Seinklok
Om treinen aan te kondigen die van een station vertrokken, werd vanaf 1857 bij de NRS (Nederlandsche Rhijnspoorweg-Maatschappij) de seinklok ingevoerd als vervanger van de optische telegraaf. Ook de Maatschappij tot Exploitatie van Staatsspoorwegen (18 en de HIJSM (Hollandsche IJzeren Spoorweg-Maatschappij) (1871) voerden de seinklok in.
Een seinklok is een metalen zuil met een hoogte van ongeveer 2 meter en een diameter van een meter. In deze zuil is een uurwerk geplaatst, zonder slinger. Boven op de zuil is een bel geplaatst, beschermd tegen het weer door een afdak. De seinklok wordt op afstand bediend door het station vanwaar de trein vertrekt.

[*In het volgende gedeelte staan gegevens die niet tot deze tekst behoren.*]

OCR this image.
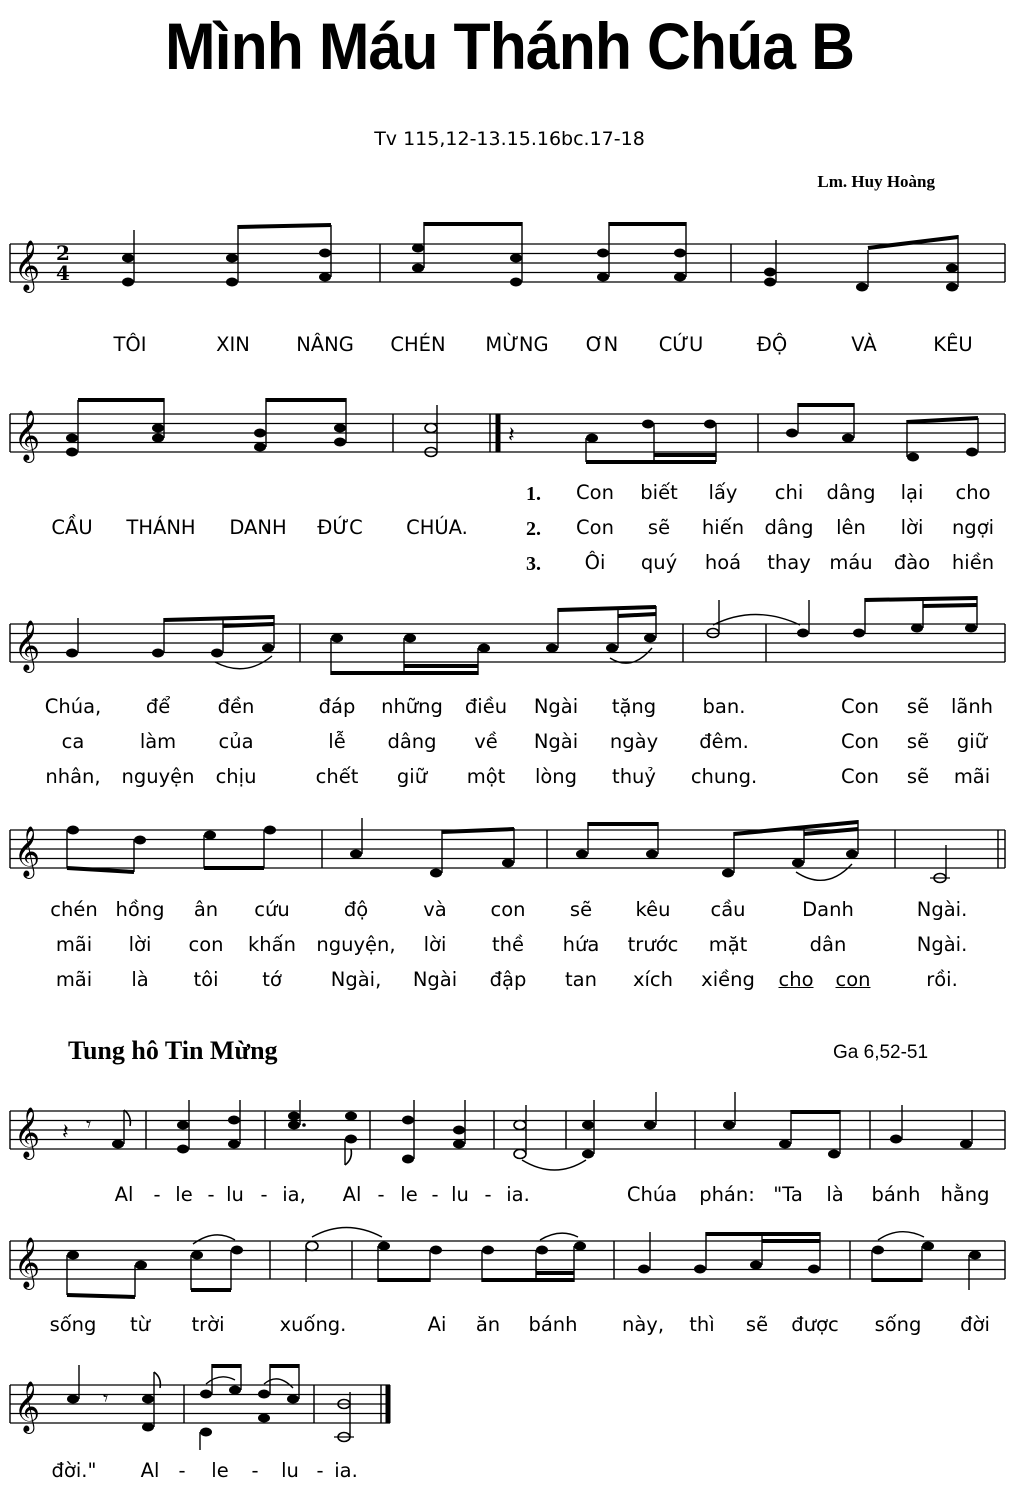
Mình Máu Thánh Chúa B
Tv 115,12-13.15.16bc.17-18
Lm. Huy Hoàng
𝄞 2
4
TÔI	XIN NÂNG CHÉN MỪNG ƠN CỨU	ĐỘ	VÀ	KÊU
𝄞	𝄽
1.
2.
3.
Con biết lấy chi dâng lại cho
Con sẽ hiến dâng lên lời ngợi
Ôi quý hoá thay máu đào hiền
CẦU THÁNH DANH ĐỨC CHÚA.
𝄞
Chúa, để đền	đáp những điều Ngài tặng ban.	Con sẽ lãnh
ca	làm của	lễ dâng về Ngài ngày đêm.	Con sẽ giữ
nhân, nguyện chịu	chết giữ một lòng thuỷ chung.	Con sẽ mãi
𝄞
chén hồng ân cứu	độ	và con sẽ kêu cầu	Danh	Ngài.
mãi lời con khấn nguyện, lời thề hứa trước mặt	dân	Ngài.
mãi là tôi tớ	Ngài, Ngài đập tan xích xiềng cho con	rồi.
Tung hô Tin Mừng	Ga 6,52-51
𝄞 𝄽 𝄾
Al - le - lu - ia, Al - le - lu - ia.	Chúa phán: "Ta là bánh hằng
𝄞
sống từ trời	xuống.	Ai ăn bánh này, thì sẽ được sống đời
𝄞	𝄾
đời." Al - le - lu - ia.
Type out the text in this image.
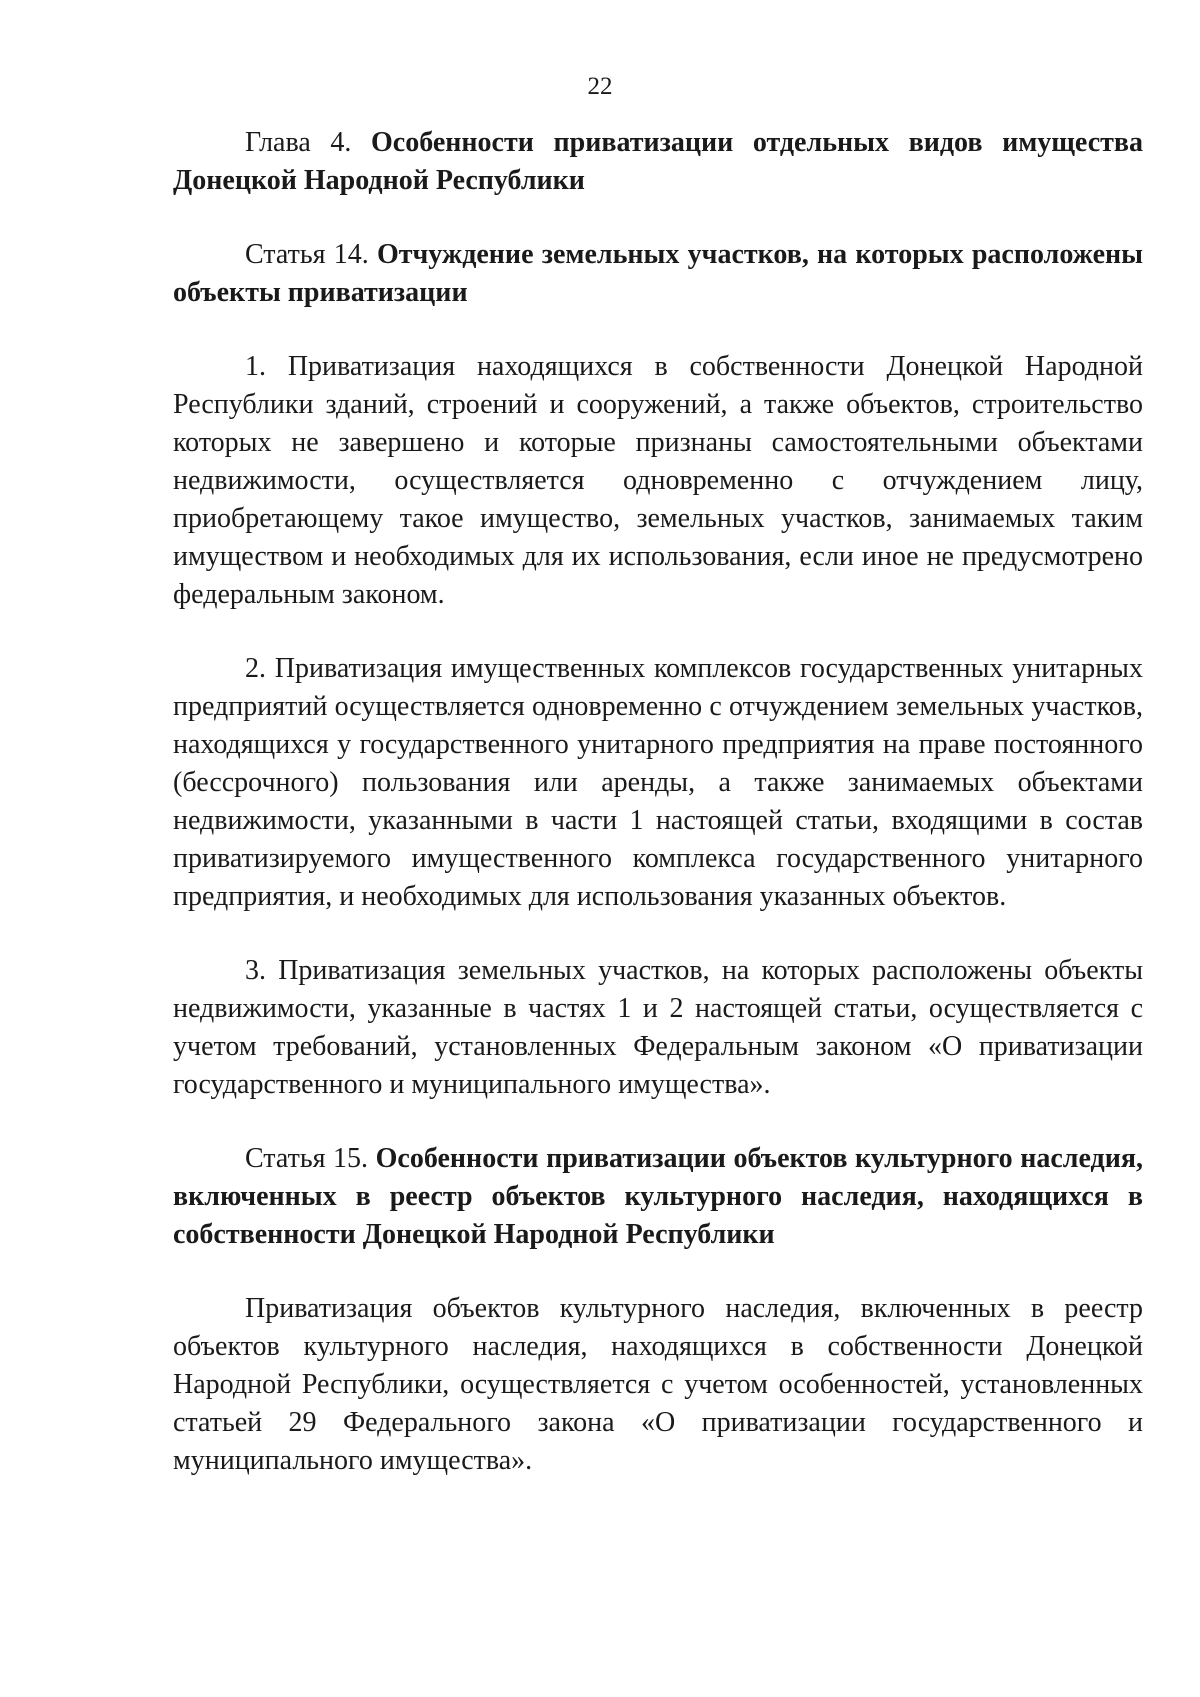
22

Глава 4. Особенности приватизации отдельных видов имущества Донецкой Народной Республики

Статья 14. Отчуждение земельных участков, на которых расположены объекты приватизации

1. Приватизация находящихся в собственности Донецкой Народной Республики зданий, строений и сооружений, а также объектов, строительство которых не завершено и которые признаны самостоятельными объектами недвижимости, осуществляется одновременно с отчуждением лицу, приобретающему такое имущество, земельных участков, занимаемых таким имуществом и необходимых для их использования, если иное не предусмотрено федеральным законом.

2. Приватизация имущественных комплексов государственных унитарных предприятий осуществляется одновременно с отчуждением земельных участков, находящихся у государственного унитарного предприятия на праве постоянного (бессрочного) пользования или аренды, а также занимаемых объектами недвижимости, указанными в части 1 настоящей статьи, входящими в состав приватизируемого имущественного комплекса государственного унитарного предприятия, и необходимых для использования указанных объектов.

3. Приватизация земельных участков, на которых расположены объекты недвижимости, указанные в частях 1 и 2 настоящей статьи, осуществляется с учетом требований, установленных Федеральным законом «О приватизации государственного и муниципального имущества».

Статья 15. Особенности приватизации объектов культурного наследия, включенных в реестр объектов культурного наследия, находящихся в собственности Донецкой Народной Республики

Приватизация объектов культурного наследия, включенных в реестр объектов культурного наследия, находящихся в собственности Донецкой Народной Республики, осуществляется с учетом особенностей, установленных статьей 29 Федерального закона «О приватизации государственного и муниципального имущества».
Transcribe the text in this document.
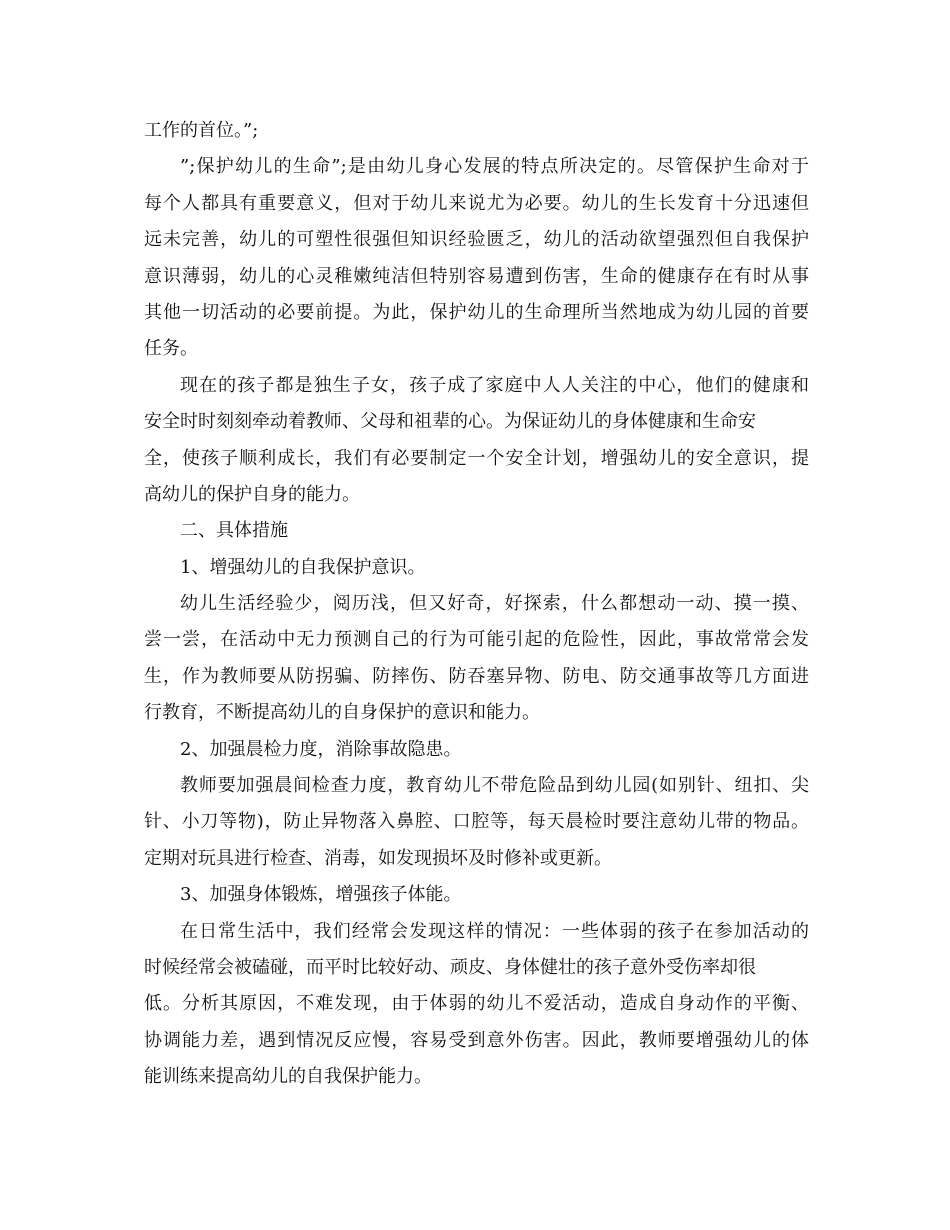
工作的首位。”;
”;保护幼儿的生命”;是由幼儿身心发展的特点所决定的。尽管保护生命对于
每个人都具有重要意义，但对于幼儿来说尤为必要。幼儿的生长发育十分迅速但
远未完善，幼儿的可塑性很强但知识经验匮乏，幼儿的活动欲望强烈但自我保护
意识薄弱，幼儿的心灵稚嫩纯洁但特别容易遭到伤害，生命的健康存在有时从事
其他一切活动的必要前提。为此，保护幼儿的生命理所当然地成为幼儿园的首要
任务。
现在的孩子都是独生子女，孩子成了家庭中人人关注的中心，他们的健康和
安全时时刻刻牵动着教师、父母和祖辈的心。为保证幼儿的身体健康和生命安
全，使孩子顺利成长，我们有必要制定一个安全计划，增强幼儿的安全意识，提
高幼儿的保护自身的能力。
二、具体措施
1、增强幼儿的自我保护意识。
幼儿生活经验少，阅历浅，但又好奇，好探索，什么都想动一动、摸一摸、
尝一尝，在活动中无力预测自己的行为可能引起的危险性，因此，事故常常会发
生，作为教师要从防拐骗、防摔伤、防吞塞异物、防电、防交通事故等几方面进
行教育，不断提高幼儿的自身保护的意识和能力。
2、加强晨检力度，消除事故隐患。
教师要加强晨间检查力度，教育幼儿不带危险品到幼儿园(如别针、纽扣、尖
针、小刀等物)，防止异物落入鼻腔、口腔等，每天晨检时要注意幼儿带的物品。
定期对玩具进行检查、消毒，如发现损坏及时修补或更新。
3、加强身体锻炼，增强孩子体能。
在日常生活中，我们经常会发现这样的情况：一些体弱的孩子在参加活动的
时候经常会被磕碰，而平时比较好动、顽皮、身体健壮的孩子意外受伤率却很
低。分析其原因，不难发现，由于体弱的幼儿不爱活动，造成自身动作的平衡、
协调能力差，遇到情况反应慢，容易受到意外伤害。因此，教师要增强幼儿的体
能训练来提高幼儿的自我保护能力。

De seinklokken waren veelal te vinden bij overwegen en bedienbare bruggen. Ook bij kleinere stations stond soms een seinklok. Wanneer een trein uit het station vertrekt, wordt een elektrisch signaal via de telegraaflijnen naar een seinklok gestuurd. Hierop wordt de bel in de klok geactiveerd. De overwegwachter, brugwachter of stationsbeambte weet dat er een trein in aantocht is. Hierop kan de overweg gesloten worden of de brug gesloten worden zodat de trein veilig kan passeren.
In 1989 is de laatste seinklok buiten gebruik gesteld.